BOE May Cut Overseas Travel for Staff to Hit Climate Targets


The Bank of England may cut the amount of miles staff can travel by air to hit increasingly stringent environmental targets.

Sarah Breeden, the central bank’s executive sponsor for climate change, said that policy makers could be encouraged to swap overseas trips for virtual meetings even when pandemic restrictions ease. The U.K. central bank hit its climate target nine years early after travel bans grounded most airplanes.

“Going back to 2019 levels of travel shouldn’t be necessary, but the answer is not zero either,” Breeden said in an interview with the Press Association. “Our target is to reach net-zero by 2050 at the latest, but we’re seeing if we can do more.”

In March, Chancellor of the Exchequer Rishi Sunak asked the BOE to include green targets in its deliberations.
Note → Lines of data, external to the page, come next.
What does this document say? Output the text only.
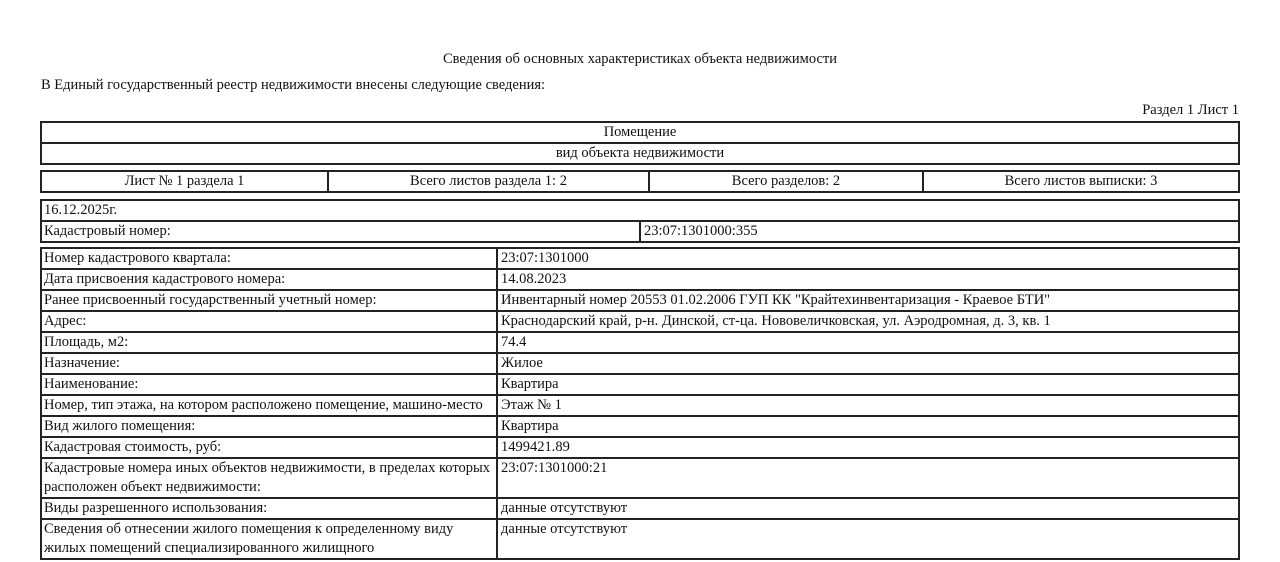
Сведения об основных характеристиках объекта недвижимости
В Единый государственный реестр недвижимости внесены следующие сведения:
Раздел 1 Лист 1
Помещение
вид объекта недвижимости
Лист № 1 раздела 1	Всего листов раздела 1: 2	Всего разделов: 2	Всего листов выписки: 3
16.12.2025г.
Кадастровый номер:	23:07:1301000:355
Номер кадастрового квартала:	23:07:1301000
Дата присвоения кадастрового номера:	14.08.2023
Ранее присвоенный государственный учетный номер:	Инвентарный номер 20553 01.02.2006 ГУП КК "Крайтехинвентаризация - Краевое БТИ"
Адрес:	Краснодарский край, р-н. Динской, ст-ца. Нововеличковская, ул. Аэродромная, д. 3, кв. 1
Площадь, м2:	74.4
Назначение:	Жилое
Наименование:	Квартира
Номер, тип этажа, на котором расположено помещение, машино-место	Этаж № 1
Вид жилого помещения:	Квартира
Кадастровая стоимость, руб:	1499421.89
Кадастровые номера иных объектов недвижимости, в пределах которых расположен объект недвижимости:	23:07:1301000:21
Виды разрешенного использования:	данные отсутствуют
Сведения об отнесении жилого помещения к определенному виду жилых помещений специализированного жилищного	данные отсутствуют
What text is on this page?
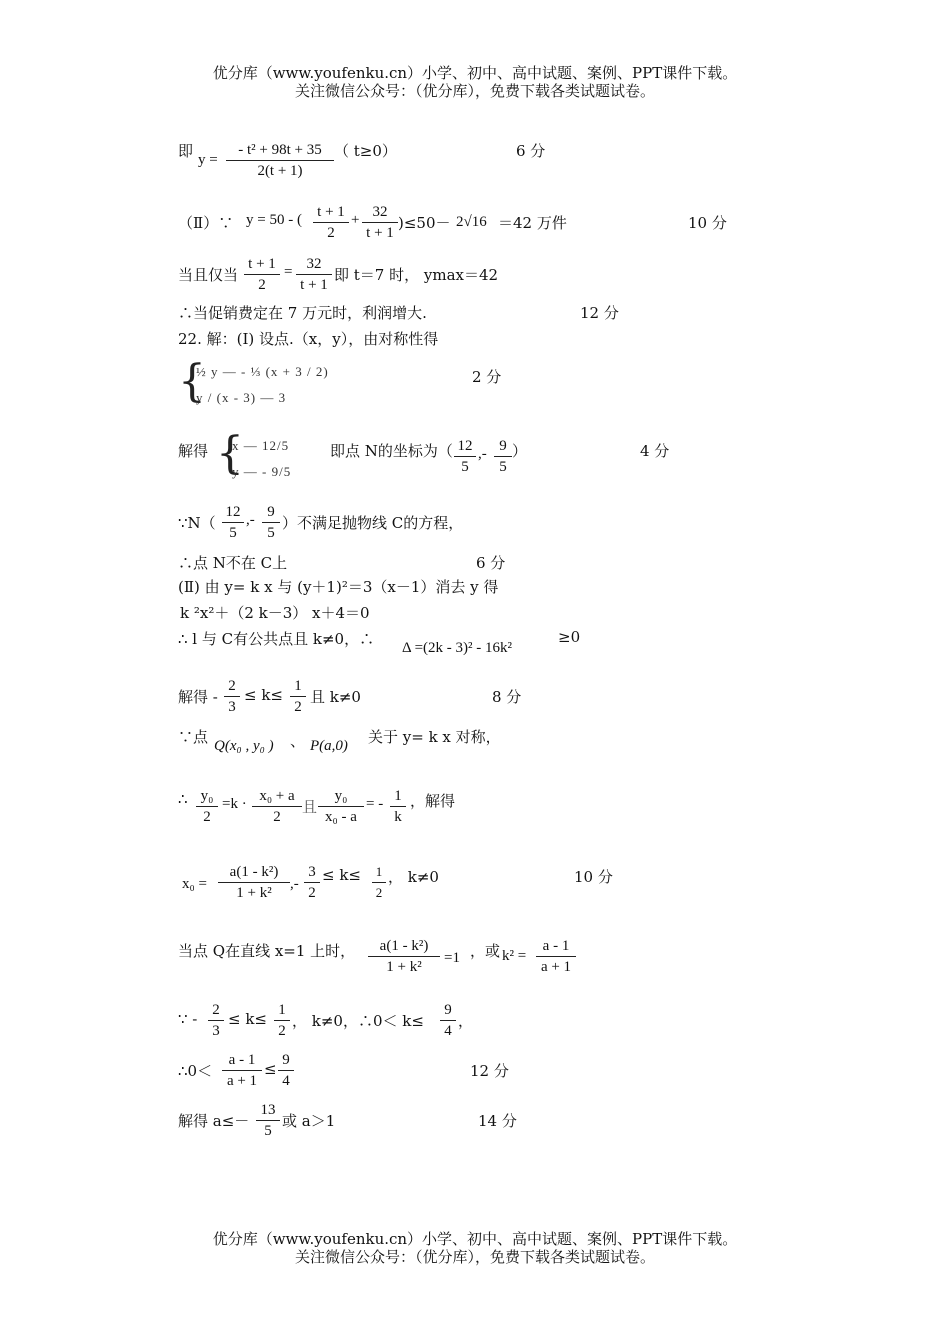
优分库（www.youfenku.cn）小学、初中、高中试题、案例、PPT课件下载。
关注微信公众号：（优分库），免费下载各类试题试卷。
即 $y = \frac{\text{- t² + 98t + 35}}{2(t + 1)}$ （ t≥0）	6 分
（Ⅱ）∵ y = 50 - ( $\frac{t + 1}{2} + \frac{32}{t + 1} )\le 50- 2√16 =42$ 万件	10 分
当且仅当 $\frac{t + 1}{2} = \frac{32}{t + 1}$ 即 t＝7 时， ymax＝42
∴当促销费定在 7 万元时，利润增大.	12 分
22. 解：(Ⅰ) 设点.（x，y），由对称性得
{
½ y — - ⅓ (x + 3 / 2)
y / (x - 3) — 3
2 分
解得 {
x — 12/5
y — - 9/5
即点 N的坐标为（ $\frac{12}{5}$ ,- $\frac{9}{5}$ ）	4 分
∵N（ $\frac{12}{5}$ ,- $\frac{9}{5}$ ）不满足抛物线 C的方程，
∴点 N不在 C上	6 分
(Ⅱ) 由 y= k x 与 (y＋1)²＝3（x－1）消去 y 得
k ²x²＋（2 k－3） x＋4＝0
∴ l 与 C有公共点且 k≠0，∴ Δ =(2k - 3)² - 16k²
≥0
解得 - $\frac{2}{3} \le k\le \frac{1}{2}$ 且 k≠0	8 分
∵点 Q(x₀ , y₀ ) 、 P(a,0) 关于 y= k x 对称，
∴ $\frac{\text{y₀}}{2} =k \cdot \frac{\text{x₀ + a}}{2}$ 且 $\frac{\text{y₀}}{\text{x₀ - a}}$ = - $\frac{1}{k}$ ，解得
$x_0 = \frac{\text{a(1 - k²)}}{\text{1 + k²}}$ ,- $\frac{3}{2} \le k\le \frac{1}{2}$ ， k≠0	10 分
当点 Q在直线 x=1 上时， $\frac{\text{a(1 - k²)}}{\text{1 + k²}} =1$ ，或 $k^2 = \frac{a - 1}{a + 1}$
∵ - $\frac{2}{3} \le k\le \frac{1}{2}$ ， k≠0，∴0＜ $k\le \frac{9}{4}$ ，
∴0＜ $\frac{a - 1}{a + 1} \le \frac{9}{4}$	12 分
解得 $a\le- \frac{13}{5}$ 或 a＞1	14 分
优分库（www.youfenku.cn）小学、初中、高中试题、案例、PPT课件下载。
关注微信公众号：（优分库），免费下载各类试题试卷。
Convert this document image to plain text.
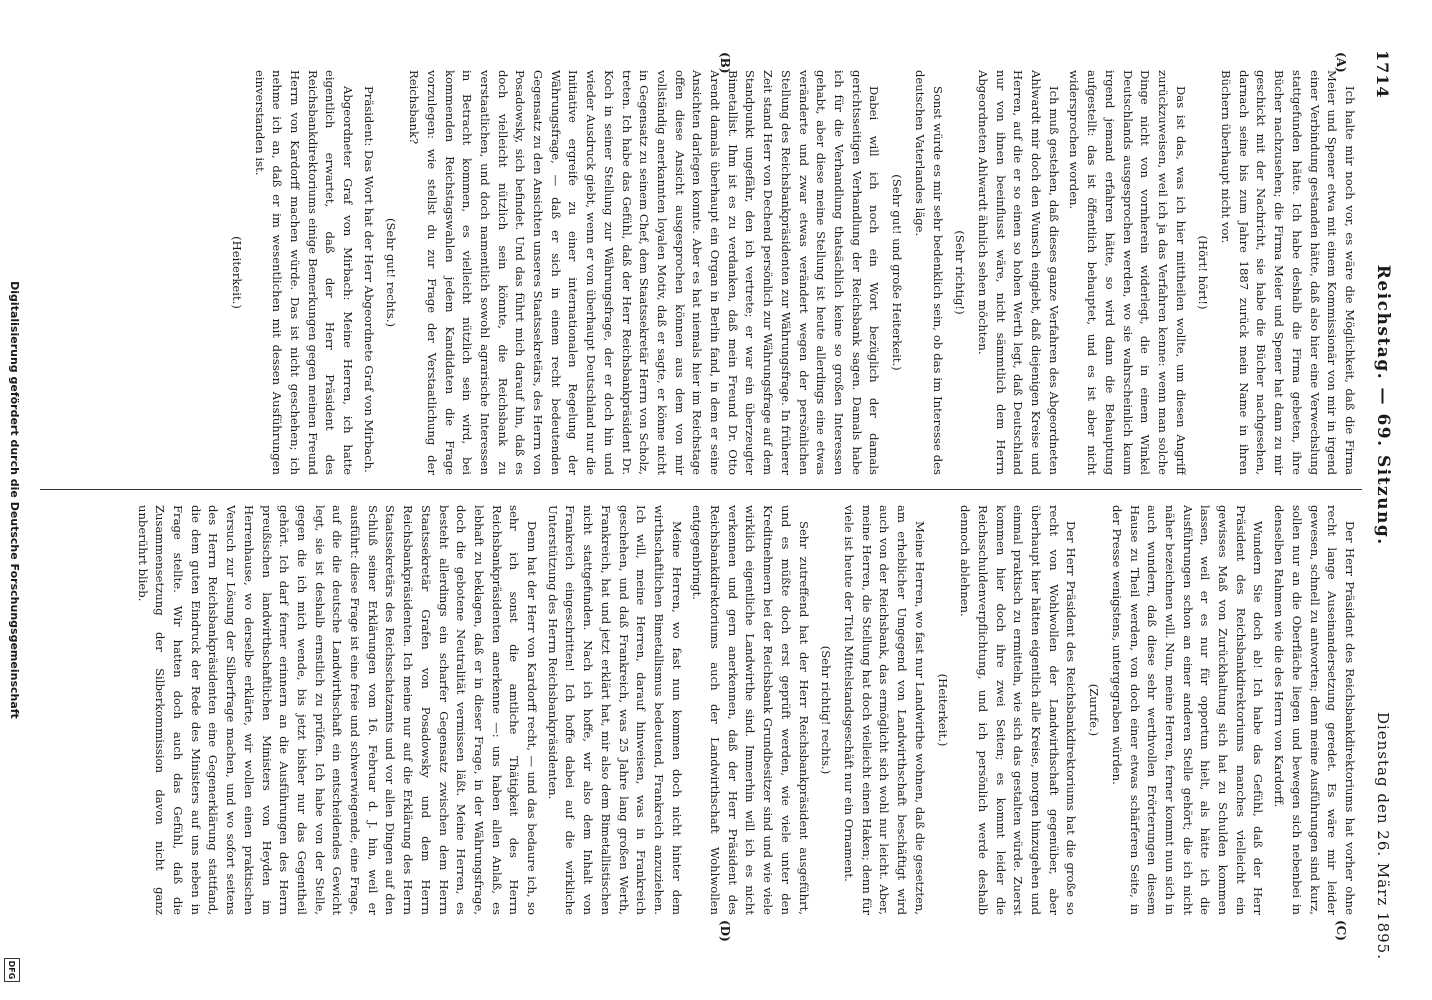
1714
Reichstag. — 69. Sitzung.
Dienstag den 26. März 1895.
(A)
(B)
(C)
(D)

Ich halte mir noch vor, es wäre die Möglichkeit, daß die Firma Meier und Spener etwa mit einem Kommissionär von mir in irgend einer Verbindung gestanden hätte, daß also hier eine Verwechslung stattgefunden hätte. Ich habe deshalb die Firma gebeten, ihre Bücher nachzusehen; die Firma Meier und Spener hat dann zu mir geschickt mit der Nachricht, sie habe die Bücher nachgesehen, darnach seine bis zum Jahre 1887 zurück mein Name in ihren Büchern überhaupt nicht vor.

(Hört! hört!)

Das ist das, was ich hier mittheilen wollte, um diesen Angriff zurückzuweisen, weil ich ja das Verfahren kenne: wenn man solche Dinge nicht von vornherein widerlegt, die in einem Winkel Deutschlands ausgesprochen werden, wo sie wahrscheinlich kaum irgend jemand erfahren hätte, so wird dann die Behauptung aufgestellt: das ist öffentlich behauptet, und es ist aber nicht widersprochen worden.

Ich muß gestehen, daß dieses ganze Verfahren des Abgeordneten Ahlwardt mir doch den Wunsch eingiebt, daß diejenigen Kreise und Herren, auf die er so einen so hohen Werth legt, daß Deutschland nur von ihnen beeinflusst wäre, nicht sämmtlich dem Herrn Abgeordneten Ahlwardt ähnlich sehen möchten.

(Sehr richtig!)

Sonst würde es mir sehr bedenklich sein, ob das im Interesse des deutschen Vaterlandes läge.

(Sehr gut! und große Heiterkeit.)

Dabei will ich noch ein Wort bezüglich der damals gerichtsseitigen Verhandlung der Reichsbank sagen. Damals habe ich für die Verhandlung thatsächlich keine so großen Interessen gehabt, aber diese meine Stellung ist heute allerdings eine etwas veränderte und zwar etwas verändert wegen der persönlichen Stellung des Reichsbankpräsidenten zur Währungsfrage. In früherer Zeit stand Herr von Dechend persönlich zur Währungsfrage auf dem Standpunkt ungefähr, den ich vertrete; er war ein überzeugter Bimetallist. Ihm ist es zu verdanken, daß mein Freund Dr. Otto Arendt damals überhaupt ein Organ in Berlin fand, in dem er seine Ansichten darlegen konnte. Aber es hat niemals hier im Reichstage offen diese Ansicht ausgesprochen können aus dem von mir vollständig anerkannten loyalen Motiv, daß er sagte, er könne nicht in Gegensatz zu seinem Chef, dem Staatssekretär Herrn von Scholz, treten. Ich habe das Gefühl, daß der Herr Reichsbankpräsident Dr. Koch in seiner Stellung zur Währungsfrage, der er doch hin und wieder Ausdruck giebt, wenn er von überhaupt Deutschland nur die Initiative ergreife zu einer internationalen Regelung der Währungsfrage, — daß er sich in einem recht bedeutenden Gegensatz zu den Ansichten unseres Staatssekretärs, des Herrn von Posadowsky, sich befindet. Und das führt mich darauf hin, daß es doch vielleicht nützlich sein könnte, die Reichsbank zu verstaatlichen, und doch namentlich sowohl agrarische Interessen in Betracht kommen, es vielleicht nützlich sein wird, bei kommenden Reichstagswahlen jedem Kandidaten die Frage vorzulegen: wie stellst du zur Frage der Verstaatlichung der Reichsbank?

(Sehr gut! rechts.)

Präsident: Das Wort hat der Herr Abgeordnete Graf von Mirbach.

Abgeordneter Graf von Mirbach: Meine Herren, ich hatte eigentlich erwartet, daß der Herr Präsident des Reichsbankdirektoriums einige Bemerkungen gegen meinen Freund Herrn von Kardorff machen würde. Das ist nicht geschehen; ich nehme ich an, daß er im wesentlichen mit dessen Ausführungen einverstanden ist.

(Heiterkeit.)

Der Herr Präsident des Reichsbankdirektoriums hat vorher ohne recht lange Auseinandersetzung geredet. Es wäre mir leider gewesen, schnell zu antworten; denn meine Ausführungen sind kurz, sollen nur an die Oberfläche liegen und bewegen sich nebenbei in denselben Rahmen wie die des Herrn von Kardorff.

Wundern Sie doch ab! Ich habe das Gefühl, daß der Herr Präsident des Reichsbankdirektoriums manches vielleicht ein gewisses Maß von Zurückhaltung sich hat zu Schulden kommen lassen, weil er es nur für opportun hielt, als hätte ich die Ausführungen schon an einer anderen Stelle gehört; die ich nicht näher bezeichnen will. Nun, meine Herren, ferner kommt nun sich in auch wundern, daß diese sehr werthvollen Erörterungen diesem Hause zu Theil werden, von doch einer etwas schärferen Seite, in der Presse wenigstens, untergegraben würden.

(Zurufe.)

Der Herr Präsident des Reichsbankdirektoriums hat die große so recht von Wohlwollen der Landwirthschaft gegenüber, aber überhaupt hier hätten eigentlich alle Kreise, morgen hinzugehen und einmal praktisch zu ermitteln, wie sich das gestalten würde. Zuerst kommen hier doch ihre zwei Seiten; es kommt leider die Reichsschuldenverpflichtung, und ich persönlich werde deshalb dennoch ablehnen.

(Heiterkeit.)

Meine Herren, wo fast nur Landwirthe wohnen, daß die gesetzten, am erheblicher Umgegend von Landwirthschaft beschäftigt wird auch von der Reichsbank, das ermöglicht sich wohl nur leicht. Aber, meine Herren, die Stellung hat doch vielleicht einen Haken; denn für viele ist heute der Titel Mittelstandsgeschäft nur ein Ornament.

(Sehr richtig! rechts.)

Sehr zutreffend hat der Herr Reichsbankpräsident ausgeführt, und es müßte doch erst geprüft werden, wie viele unter den Kreditnehmern bei der Reichsbank Grundbesitzer sind und wie viele wirklich eigentliche Landwirthe sind. Immerhin will ich es nicht verkennen und gern anerkennen, daß der Herr Präsident des Reichsbankdirektoriums auch der Landwirthschaft Wohlwollen entgegenbringt.

Meine Herren, wo fast nun kommen doch nicht hinter dem wirthschaftlichen Bimetallismus bedeutend, Frankreich anzuziehen. Ich will, meine Herren, darauf hinweisen, was in Frankreich geschehen, und daß Frankreich, was 25 Jahre lang großen Werth, Frankreich, hat und jetzt erklärt hat, mir also dem Bimetallistischen nicht stattgefunden. Nach ich hoffe, wir also dem Inhalt von Frankreich eingeschritten! Ich hoffe dabei auf die wirkliche Unterstützung des Herrn Reichsbankpräsidenten.

Denn hat der Herr von Kardorff recht, — und das bedaure ich, so sehr ich sonst die amtliche Thätigkeit des Herrn Reichsbankpräsidenten anerkenne —: uns haben allen Anlaß, es lebhaft zu beklagen, daß er in dieser Frage, in der Währungsfrage, doch die gebotene Neutralität vermissen läßt. Meine Herren, es besteht allerdings ein scharfer Gegensatz zwischen dem Herrn Staatssekretär Grafen von Posadowsky und dem Herrn Reichsbankpräsidenten. Ich meine nur auf die Erklärung des Herrn Staatssekretärs des Reichsschatzamts und vor allen Dingen auf den Schluß seiner Erklärungen vom 16. Februar d. J. hin, weil er ausführt: diese Frage ist eine freie und schwerwiegende, eine Frage, auf die die deutsche Landwirthschaft ein entscheidendes Gewicht legt, sie ist deshalb ernstlich zu prüfen. Ich habe von der Stelle, gegen die ich mich wende, bis jetzt bisher nur das Gegentheil gehört. Ich darf ferner erinnern an die Ausführungen des Herrn preußischen landwirthschaftlichen Ministers von Heyden im Herrenhause, wo derselbe erklärte, wir wollen einen praktischen Versuch zur Lösung der Silberfrage machen, und wo sofort seitens des Herrn Reichsbankpräsidenten eine Gegenerklärung stattfand, die dem guten Eindruck der Rede des Ministers auf uns neben in Frage stellte. Wir hatten doch auch das Gefühl, daß die Zusammensetzung der Silberkommission davon nicht ganz unberührt blieb.

Digitalisierung gefördert durch die Deutsche Forschungsgemeinschaft
DFG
It started a major new stress test of the U.K.’s biggest banks and insurers last month to judge how resilient they are to climate change, a significant milestone ahead of Britain hosting the COP26 climate summit in Glasgow later this year.

The bank also signaled in May that it will take account of the government’s environmental goals in buying assets in financial markets. That will affect any future purchases and reinvestments under its 20 billion pound ($28 billion) Corporate Bond Purchase Scheme, one of the emergency measures put in place to stimulate the economy during the coronavirus crisis.